Le mot hérésie évoquant la rébellion et l'erreur, le titre de Peter L. Berger sonne comme une provocation ou une contradiction. Impératif hérétique ? En vérité, l'étymologie grecque de ce mot renvoie seulement à l'idée de choix.
Pour Berger la condition de l'homme prémoderne était celle de la certitude religieuse, complexe résultat d'un consensus établi et d'une autorité traditionnelle. L'homme moderne vit au contraire dans le doute. Il a le choix. Il n'a pas seulement l'embarras du choix - de l'hérésie - il en a l'obligation. C'est l'impératif hérétique !
Car la modernité désorganise les sociétés traditionnelles et les mondes gouvernés par un destin. Elle pluralise et libère. Elle multiplie les choix possibles.
Ceci n'est pas un livre de dévotion ni de spiritualité.

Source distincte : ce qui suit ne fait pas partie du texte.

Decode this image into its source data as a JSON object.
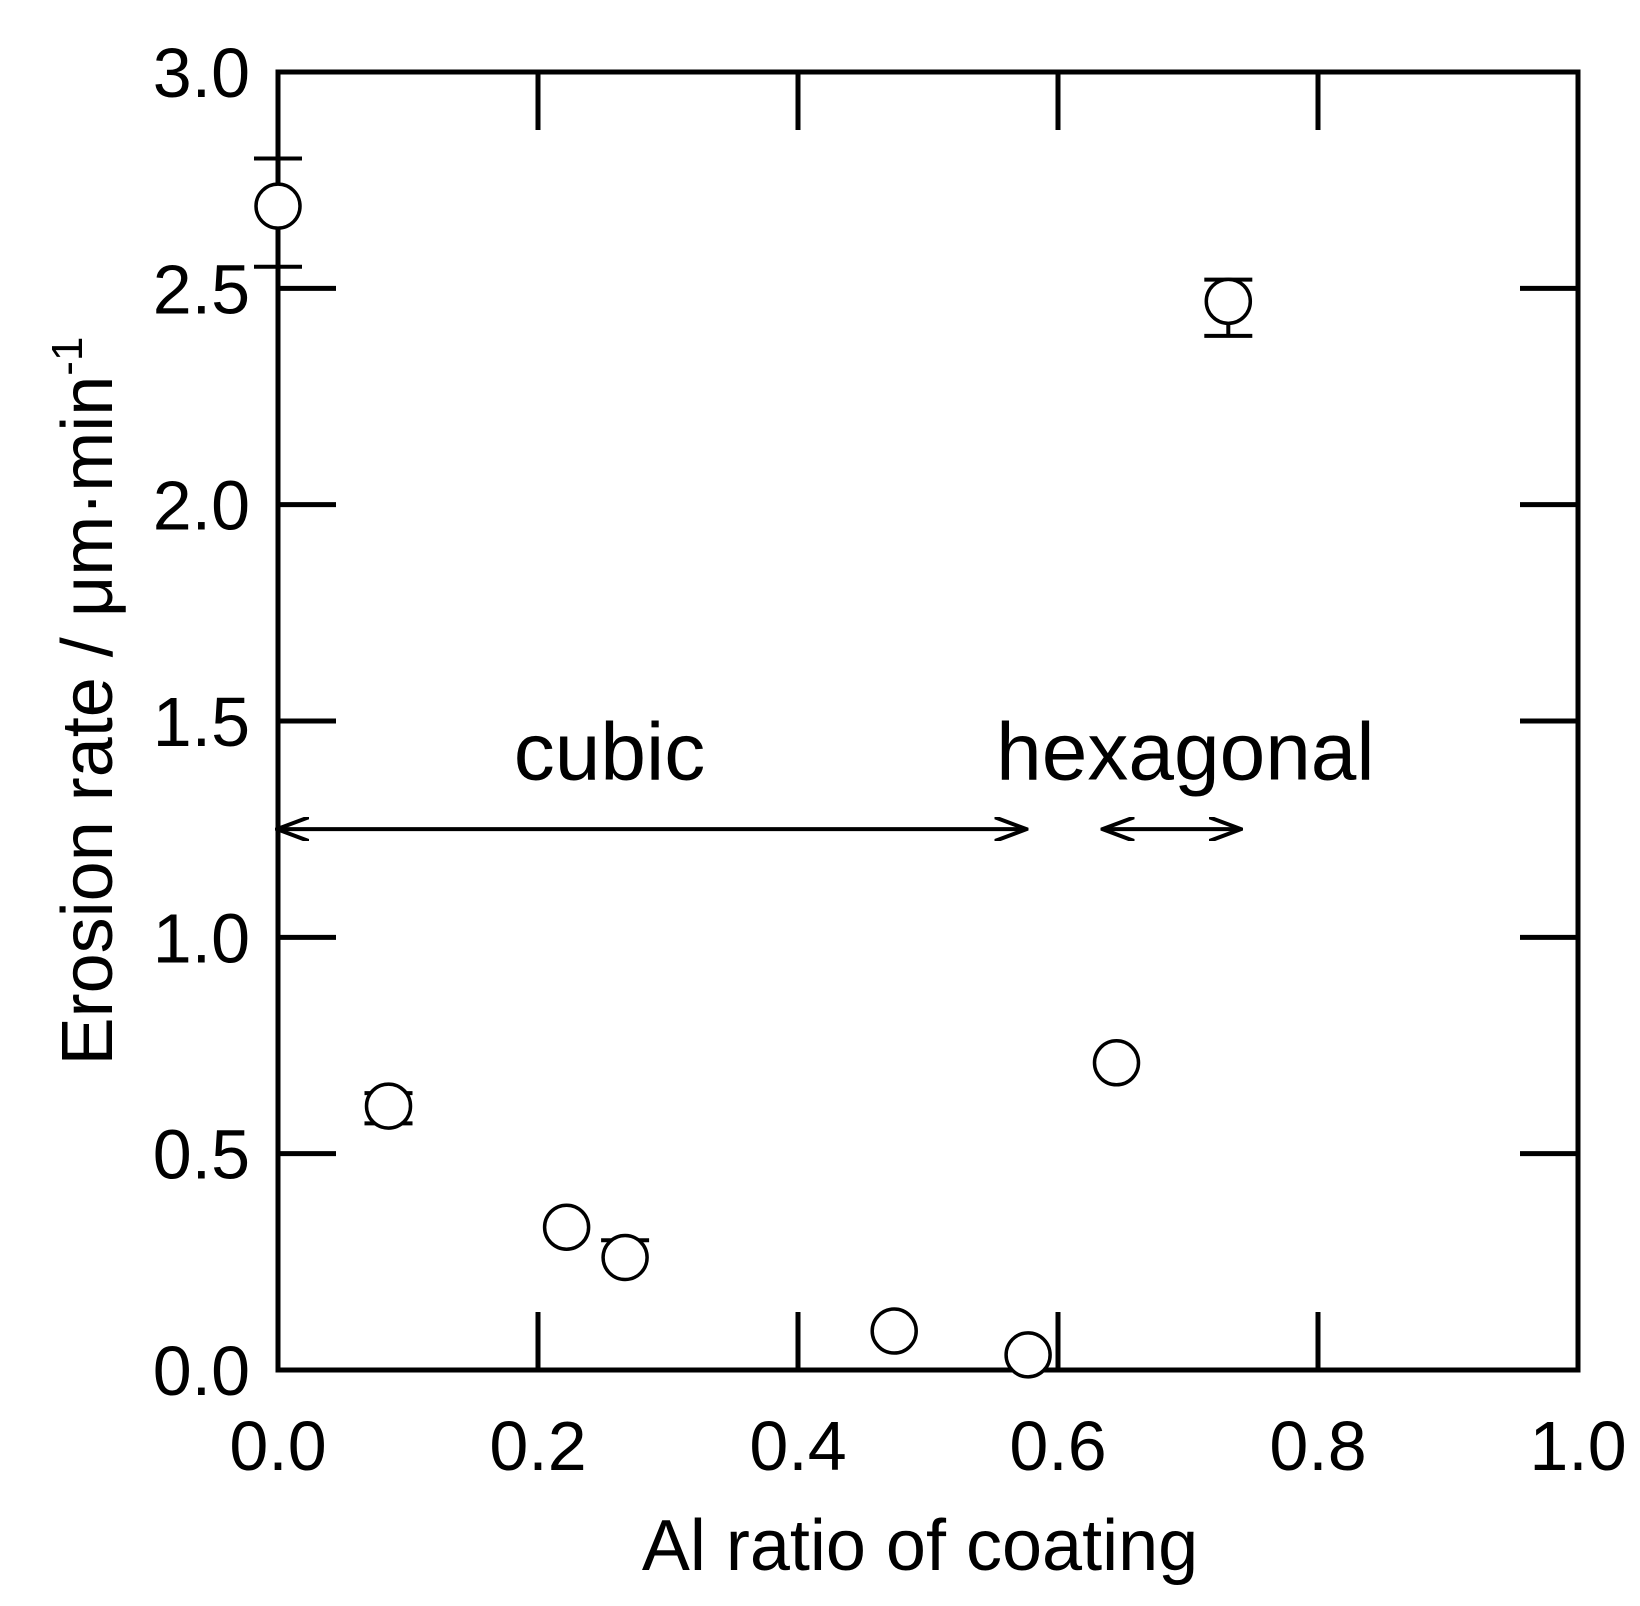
{
  "chart_data": {
    "type": "scatter",
    "title": "",
    "xlabel": "Al ratio of coating",
    "ylabel": "Erosion rate / μm·min",
    "ylabel_superscript": "-1",
    "xlim": [
      0.0,
      1.0
    ],
    "ylim": [
      0.0,
      3.0
    ],
    "x_tick_labels": [
      "0.0",
      "0.2",
      "0.4",
      "0.6",
      "0.8",
      "1.0"
    ],
    "y_tick_labels": [
      "0.0",
      "0.5",
      "1.0",
      "1.5",
      "2.0",
      "2.5",
      "3.0"
    ],
    "grid": false,
    "legend": "none",
    "series": [
      {
        "marker": "open-circle",
        "points": [
          {
            "x": 0.0,
            "y": 2.69,
            "err_low": 2.55,
            "err_high": 2.8
          },
          {
            "x": 0.085,
            "y": 0.61,
            "err_low": 0.57,
            "err_high": 0.64
          },
          {
            "x": 0.222,
            "y": 0.33,
            "err_low": null,
            "err_high": null
          },
          {
            "x": 0.267,
            "y": 0.26,
            "err_low": null,
            "err_high": 0.3
          },
          {
            "x": 0.474,
            "y": 0.09,
            "err_low": null,
            "err_high": null
          },
          {
            "x": 0.577,
            "y": 0.035,
            "err_low": null,
            "err_high": null
          },
          {
            "x": 0.645,
            "y": 0.71,
            "err_low": null,
            "err_high": null
          },
          {
            "x": 0.731,
            "y": 2.47,
            "err_low": 2.39,
            "err_high": 2.52
          }
        ]
      }
    ],
    "annotations": [
      {
        "text": "cubic",
        "x": 0.255,
        "y": 1.43,
        "arrow_from": 0.0,
        "arrow_to": 0.575,
        "arrow_y": 1.25
      },
      {
        "text": "hexagonal",
        "x": 0.698,
        "y": 1.43,
        "arrow_from": 0.635,
        "arrow_to": 0.74,
        "arrow_y": 1.25
      }
    ]
  }
}
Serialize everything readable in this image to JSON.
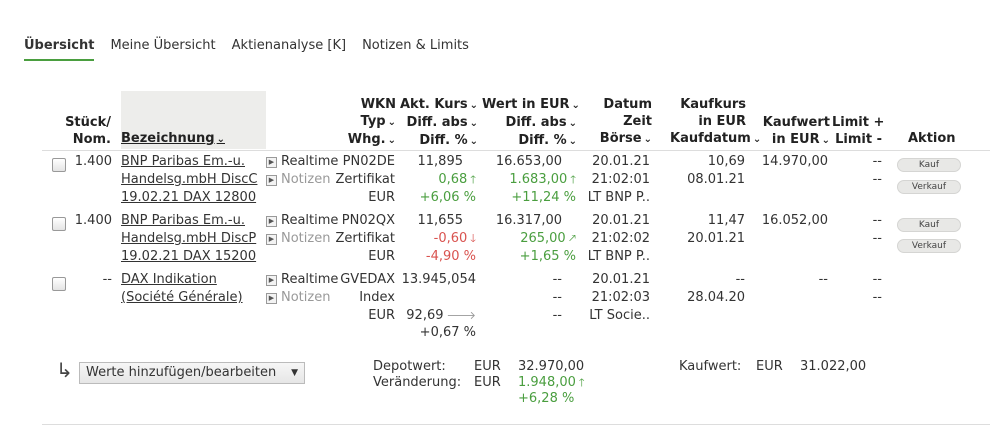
{
  "tabs": [
    "Übersicht",
    "Meine Übersicht",
    "Aktienanalyse [K]",
    "Notizen & Limits"
  ],
  "headers": {
    "stueck": [
      "Stück/",
      "Nom."
    ],
    "bezeichnung": "Bezeichnung",
    "wkn": [
      "WKN",
      "Typ",
      "Whg."
    ],
    "kurs": [
      "Akt. Kurs",
      "Diff. abs",
      "Diff. %"
    ],
    "wert": [
      "Wert in EUR",
      "Diff. abs",
      "Diff. %"
    ],
    "datum": [
      "Datum",
      "Zeit",
      "Börse"
    ],
    "kaufkurs": [
      "Kaufkurs",
      "in EUR",
      "Kaufdatum"
    ],
    "kaufwert": [
      "Kaufwert",
      "in EUR"
    ],
    "limit": [
      "Limit +",
      "Limit -"
    ],
    "aktion": "Aktion"
  },
  "rows": [
    {
      "stueck": "1.400",
      "name": [
        "BNP Paribas Em.-u.",
        "Handelsg.mbH DiscC",
        "19.02.21 DAX 12800"
      ],
      "realtime": "Realtime",
      "notizen": "Notizen",
      "wkn": "PN02DE",
      "typ": "Zertifikat",
      "whg": "EUR",
      "kurs": "11,895",
      "kurs_diff": "0,68",
      "kurs_pct": "+6,06 %",
      "wert": "16.653,00",
      "wert_diff": "1.683,00",
      "wert_pct": "+11,24 %",
      "datum": "20.01.21",
      "zeit": "21:02:01",
      "boerse": "LT BNP P..",
      "kaufkurs": "10,69",
      "kaufdatum": "08.01.21",
      "kaufwert": "14.970,00",
      "limit_plus": "--",
      "limit_minus": "--",
      "kauf": "Kauf",
      "verkauf": "Verkauf"
    },
    {
      "stueck": "1.400",
      "name": [
        "BNP Paribas Em.-u.",
        "Handelsg.mbH DiscP",
        "19.02.21 DAX 15200"
      ],
      "realtime": "Realtime",
      "notizen": "Notizen",
      "wkn": "PN02QX",
      "typ": "Zertifikat",
      "whg": "EUR",
      "kurs": "11,655",
      "kurs_diff": "-0,60",
      "kurs_pct": "-4,90 %",
      "wert": "16.317,00",
      "wert_diff": "265,00",
      "wert_pct": "+1,65 %",
      "datum": "20.01.21",
      "zeit": "21:02:02",
      "boerse": "LT BNP P..",
      "kaufkurs": "11,47",
      "kaufdatum": "20.01.21",
      "kaufwert": "16.052,00",
      "limit_plus": "--",
      "limit_minus": "--",
      "kauf": "Kauf",
      "verkauf": "Verkauf"
    },
    {
      "stueck": "--",
      "name": [
        "DAX Indikation",
        "(Société Générale)"
      ],
      "realtime": "Realtime",
      "notizen": "Notizen",
      "wkn": "GVEDAX",
      "typ": "Index",
      "whg": "EUR",
      "kurs": "13.945,054",
      "kurs_diff": "92,69",
      "kurs_pct": "+0,67 %",
      "wert": "--",
      "wert_diff": "--",
      "wert_pct": "--",
      "datum": "20.01.21",
      "zeit": "21:02:03",
      "boerse": "LT Socie..",
      "kaufkurs": "--",
      "kaufdatum": "28.04.20",
      "kaufwert": "--",
      "limit_plus": "--",
      "limit_minus": "--"
    }
  ],
  "footer": {
    "select_label": "Werte hinzufügen/bearbeiten",
    "depotwert_label": "Depotwert:",
    "depotwert_cur": "EUR",
    "depotwert": "32.970,00",
    "veraenderung_label": "Veränderung:",
    "veraenderung_cur": "EUR",
    "veraenderung": "1.948,00",
    "veraenderung_pct": "+6,28 %",
    "kaufwert_label": "Kaufwert:",
    "kaufwert_cur": "EUR",
    "kaufwert": "31.022,00"
  },
  "colors": {
    "accent": "#4a9e3f",
    "negative": "#d9534f",
    "neutral": "#999999"
  }
}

Je réfléchis sur la pensée religieuse, sur la théologie - non pas sur la foi mais sur la façon dont on pense la foi. En d'autres termes, mon objectif est intellectuel. Les intellectuels ont toujours tendance à penser que l'histoire du monde se résume à l'histoire des idées ; cette erreur provoque une distorsion complète du phénomène religieux. Toute personne engagée dans une recherche religieuse a soif d'affirmations - elle veut pouvoir arriver à dire « Voici ce que je crois ». Le pauvre intellectuel bute dans sa recherche sur des « possibilités » et « impossibilités » bien plus complexes. Il est salutaire (dans le sens le plus littéral du terme) de bien se rappeler qu'en matière de raison du coeur, sur laquelle toutes les proclamations théologiques sont finalement fondées, l'intellectuel n'a pas le moindre privilège par rapport aux autres êtres humains.